Thieves of State: Why Corruption Threatens Global Security - Sarah Chayes
This book chronicles Chayes time in Afghanistan where she worked with all players (govenment, military, war lords etc) to establish schools. Her experience there informed her mapping of what an "oligarghy" is and how it operates. This book is intended to be a wake up call that America is sliding in this direction.
2021-2024
The Dawn of Everything: A New History of Humanity - David Graeber David Wengrow
Another re-writing of what we have said for years about how humans developed and evolved culturally. A dramatically new understanding of human history, challenging our most fundamental assumptions about social evolution―from the development of agriculture and cities to the origins of the state, democracy, and inequality―and revealing new possibilities for human emancipation.

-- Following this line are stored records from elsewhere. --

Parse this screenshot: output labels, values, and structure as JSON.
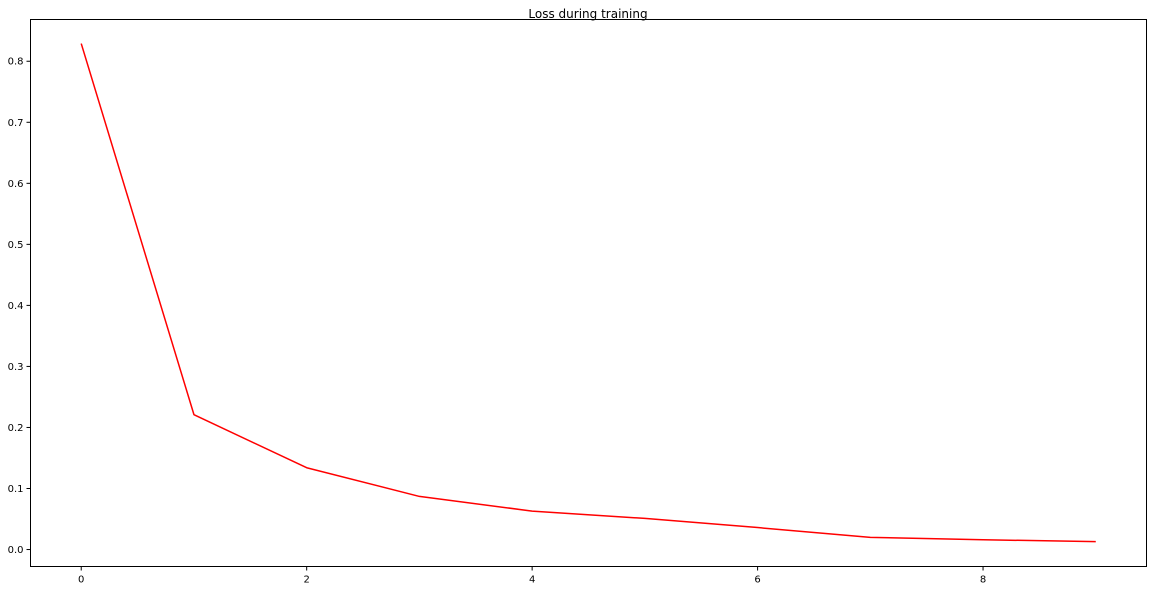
{
  "chart_data": {
    "type": "line",
    "title": "Loss during training",
    "xlabel": "",
    "ylabel": "",
    "xlim": [
      -0.45,
      9.45
    ],
    "ylim": [
      -0.0278,
      0.8684
    ],
    "x_ticks": [
      0,
      2,
      4,
      6,
      8
    ],
    "x_tick_labels": [
      "0",
      "2",
      "4",
      "6",
      "8"
    ],
    "y_ticks": [
      0.0,
      0.1,
      0.2,
      0.3,
      0.4,
      0.5,
      0.6,
      0.7,
      0.8
    ],
    "y_tick_labels": [
      "0.0",
      "0.1",
      "0.2",
      "0.3",
      "0.4",
      "0.5",
      "0.6",
      "0.7",
      "0.8"
    ],
    "grid": false,
    "legend": "none",
    "series": [
      {
        "color": "#ff0000",
        "x": [
          0,
          1,
          2,
          3,
          4,
          5,
          6,
          7,
          8,
          9
        ],
        "values": [
          0.829,
          0.221,
          0.134,
          0.087,
          0.063,
          0.051,
          0.036,
          0.02,
          0.016,
          0.013
        ]
      }
    ]
  }
}
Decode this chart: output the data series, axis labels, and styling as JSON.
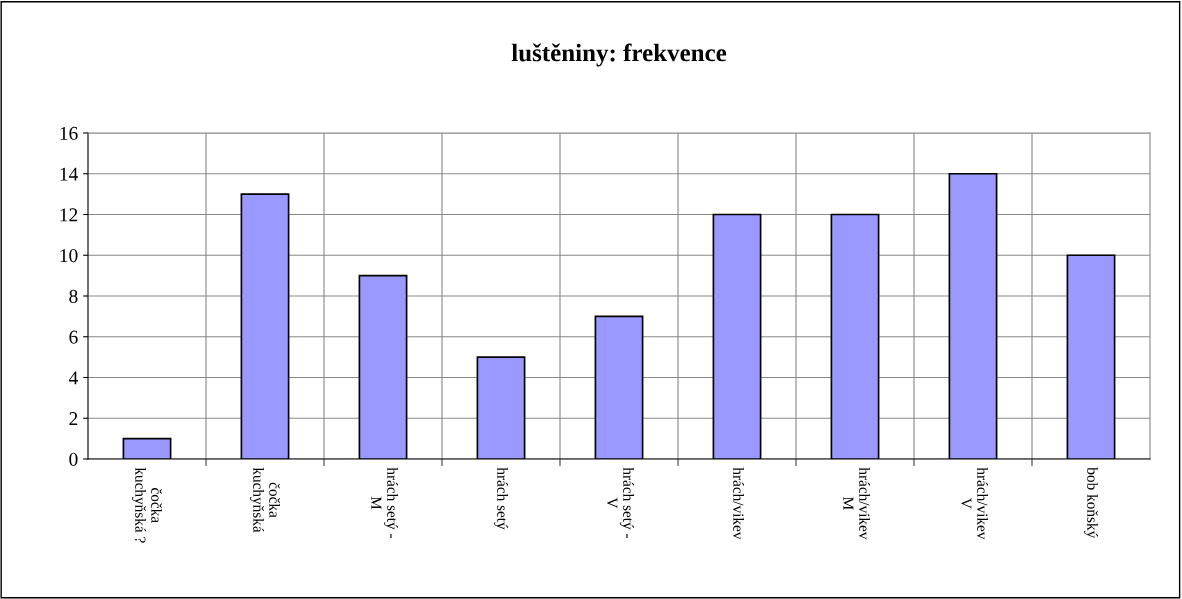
{
  "chart_data": {
    "type": "bar",
    "title": "luštěniny: frekvence",
    "categories": [
      "čočka\nkuchyňská ?",
      "čočka\nkuchyňská",
      "hrách setý -\nM",
      "hrách setý",
      "hrách setý -\nV",
      "hrách/vikev",
      "hrách/vikev\nM",
      "hrách/vikev\nV",
      "bob koňský"
    ],
    "values": [
      1,
      13,
      9,
      5,
      7,
      12,
      12,
      14,
      10
    ],
    "color": "#9999ff",
    "ylim": [
      0,
      16
    ],
    "yticks": [
      0,
      2,
      4,
      6,
      8,
      10,
      12,
      14,
      16
    ],
    "grid": true
  }
}
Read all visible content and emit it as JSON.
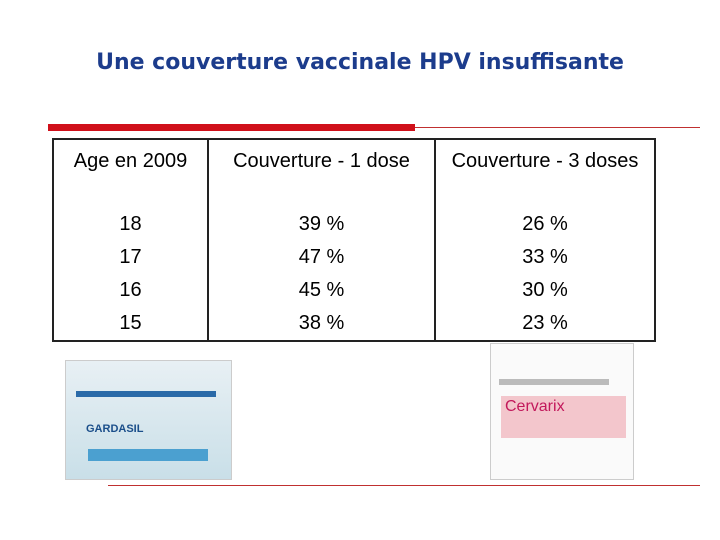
{
  "header": {
    "title": "Une couverture vaccinale HPV insuffisante"
  },
  "table": {
    "columns": [
      "Age en 2009",
      "Couverture - 1 dose",
      "Couverture - 3 doses"
    ],
    "rows": [
      [
        "18",
        "39 %",
        "26 %"
      ],
      [
        "17",
        "47 %",
        "33 %"
      ],
      [
        "16",
        "45 %",
        "30 %"
      ],
      [
        "15",
        "38 %",
        "23 %"
      ]
    ]
  },
  "images": [
    {
      "label": "GARDASIL"
    },
    {
      "label": "Cervarix"
    }
  ]
}
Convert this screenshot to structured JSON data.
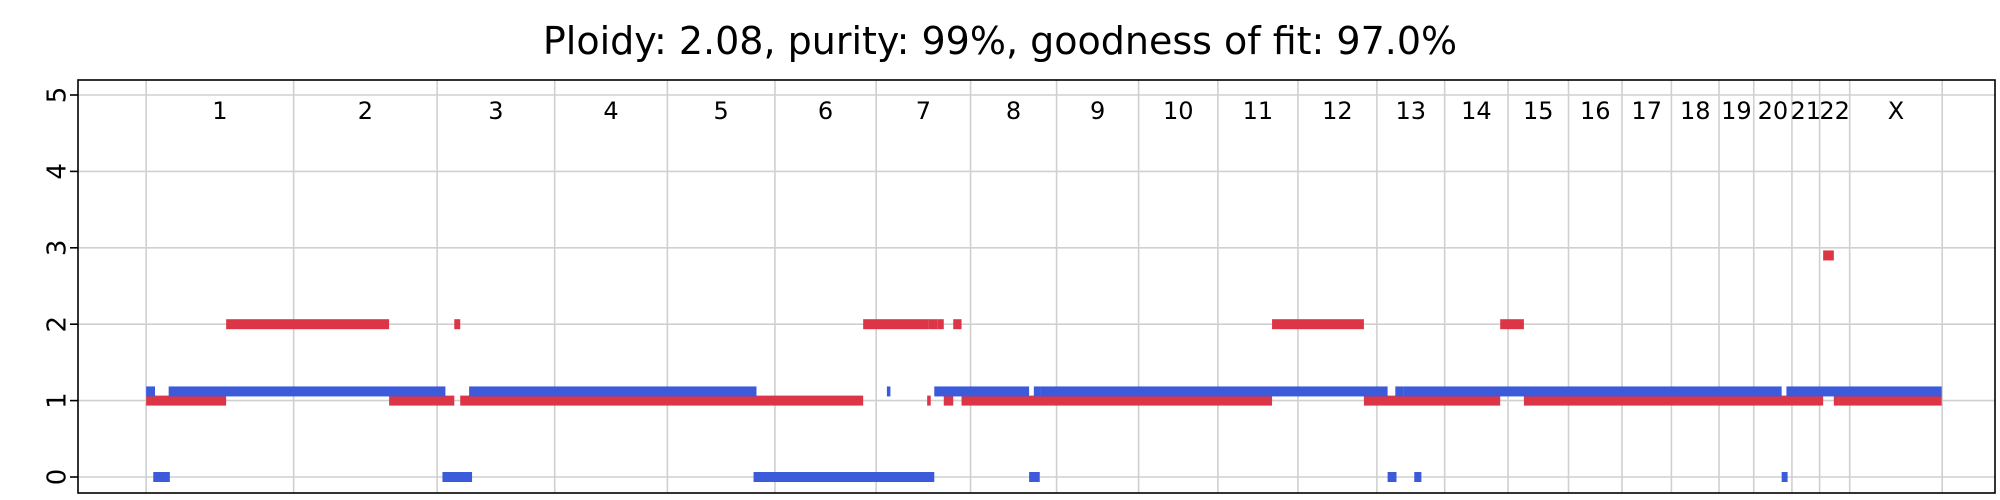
{
  "chart_data": {
    "type": "segments",
    "title": "Ploidy: 2.08, purity: 99%, goodness of fit: 97.0%",
    "xlabel": "",
    "ylabel": "",
    "ylim": [
      0,
      5
    ],
    "yticks": [
      0,
      1,
      2,
      3,
      4,
      5
    ],
    "grid": true,
    "colors": {
      "major": "#DC3545",
      "minor": "#3B5BDB",
      "grid": "#d0d0d0"
    },
    "chromosomes": [
      {
        "name": "1",
        "start": 0,
        "end": 248.9
      },
      {
        "name": "2",
        "start": 248.9,
        "end": 491.1
      },
      {
        "name": "3",
        "start": 491.1,
        "end": 689.4
      },
      {
        "name": "4",
        "start": 689.4,
        "end": 879.6
      },
      {
        "name": "5",
        "start": 879.6,
        "end": 1061.1
      },
      {
        "name": "6",
        "start": 1061.1,
        "end": 1231.9
      },
      {
        "name": "7",
        "start": 1231.9,
        "end": 1391.2
      },
      {
        "name": "8",
        "start": 1391.2,
        "end": 1536.4
      },
      {
        "name": "9",
        "start": 1536.4,
        "end": 1674.8
      },
      {
        "name": "10",
        "start": 1674.8,
        "end": 1808.6
      },
      {
        "name": "11",
        "start": 1808.6,
        "end": 1943.7
      },
      {
        "name": "12",
        "start": 1943.7,
        "end": 2076.9
      },
      {
        "name": "13",
        "start": 2076.9,
        "end": 2191.3
      },
      {
        "name": "14",
        "start": 2191.3,
        "end": 2298.3
      },
      {
        "name": "15",
        "start": 2298.3,
        "end": 2400.3
      },
      {
        "name": "16",
        "start": 2400.3,
        "end": 2490.6
      },
      {
        "name": "17",
        "start": 2490.6,
        "end": 2573.9
      },
      {
        "name": "18",
        "start": 2573.9,
        "end": 2654.3
      },
      {
        "name": "19",
        "start": 2654.3,
        "end": 2712.9
      },
      {
        "name": "20",
        "start": 2712.9,
        "end": 2777.3
      },
      {
        "name": "21",
        "start": 2777.3,
        "end": 2824.0
      },
      {
        "name": "22",
        "start": 2824.0,
        "end": 2874.8
      },
      {
        "name": "X",
        "start": 2874.8,
        "end": 3030.9
      }
    ],
    "xlim": [
      -115,
      3120
    ],
    "series": [
      {
        "name": "major",
        "segments": [
          {
            "start": 0,
            "end": 135,
            "cn": 1
          },
          {
            "start": 135,
            "end": 410,
            "cn": 2
          },
          {
            "start": 410,
            "end": 520,
            "cn": 1
          },
          {
            "start": 520,
            "end": 530,
            "cn": 2
          },
          {
            "start": 530,
            "end": 1210,
            "cn": 1
          },
          {
            "start": 1210,
            "end": 1262,
            "cn": 2
          },
          {
            "start": 1262,
            "end": 1320,
            "cn": 2
          },
          {
            "start": 1318,
            "end": 1324,
            "cn": 1
          },
          {
            "start": 1320,
            "end": 1335,
            "cn": 2
          },
          {
            "start": 1335,
            "end": 1346,
            "cn": 2
          },
          {
            "start": 1346,
            "end": 1362,
            "cn": 1
          },
          {
            "start": 1362,
            "end": 1376,
            "cn": 2
          },
          {
            "start": 1376,
            "end": 1900,
            "cn": 1
          },
          {
            "start": 1900,
            "end": 2055,
            "cn": 2
          },
          {
            "start": 2055,
            "end": 2285,
            "cn": 1
          },
          {
            "start": 2285,
            "end": 2325,
            "cn": 2
          },
          {
            "start": 2325,
            "end": 2830,
            "cn": 1
          },
          {
            "start": 2830,
            "end": 2848,
            "cn": 2.9
          },
          {
            "start": 2848,
            "end": 2856,
            "cn": 1
          },
          {
            "start": 2856,
            "end": 3030,
            "cn": 1
          }
        ]
      },
      {
        "name": "minor",
        "segments": [
          {
            "start": 0,
            "end": 15,
            "cn": 1.12
          },
          {
            "start": 12,
            "end": 40,
            "cn": 0
          },
          {
            "start": 38,
            "end": 505,
            "cn": 1.12
          },
          {
            "start": 500,
            "end": 550,
            "cn": 0
          },
          {
            "start": 545,
            "end": 1030,
            "cn": 1.12
          },
          {
            "start": 1025,
            "end": 1330,
            "cn": 0
          },
          {
            "start": 1250,
            "end": 1256,
            "cn": 1.12
          },
          {
            "start": 1330,
            "end": 1490,
            "cn": 1.12
          },
          {
            "start": 1490,
            "end": 1508,
            "cn": 0
          },
          {
            "start": 1498,
            "end": 1510,
            "cn": 1.12
          },
          {
            "start": 1510,
            "end": 2095,
            "cn": 1.12
          },
          {
            "start": 2095,
            "end": 2110,
            "cn": 0
          },
          {
            "start": 2108,
            "end": 2122,
            "cn": 1.12
          },
          {
            "start": 2122,
            "end": 2760,
            "cn": 1.12
          },
          {
            "start": 2140,
            "end": 2152,
            "cn": 0
          },
          {
            "start": 2760,
            "end": 2770,
            "cn": 0
          },
          {
            "start": 2768,
            "end": 3030,
            "cn": 1.12
          }
        ]
      }
    ]
  }
}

Ministry of the Future – Kim Stanley Robinson
Finally a book that lays out the potential impacts of a severe climate change crisis and how we humans might respond.
3 Body Problem Trilogy - Cixin Liu
A very novel, original trilogy from outstanding Chinese sci-fi writer Cixin Liu about how alien contact might impact human development. Liu introduces some novel concepts of what might take place, as unbelievable as some of them seem. This story begins with one women's invitation to aliens to come to earth because she believes we are not be capable of saving ourselves. Yet, the reality of what aliens might do if they come is not necessarily a world we humans would want to live in. It also offers two or three new twists on what humans can become in the future. The most interesting to me was the concept of the feminisation of the violent part of the male archetype as humanities only hope for us homo-sapiens evolving beyond our mad apes.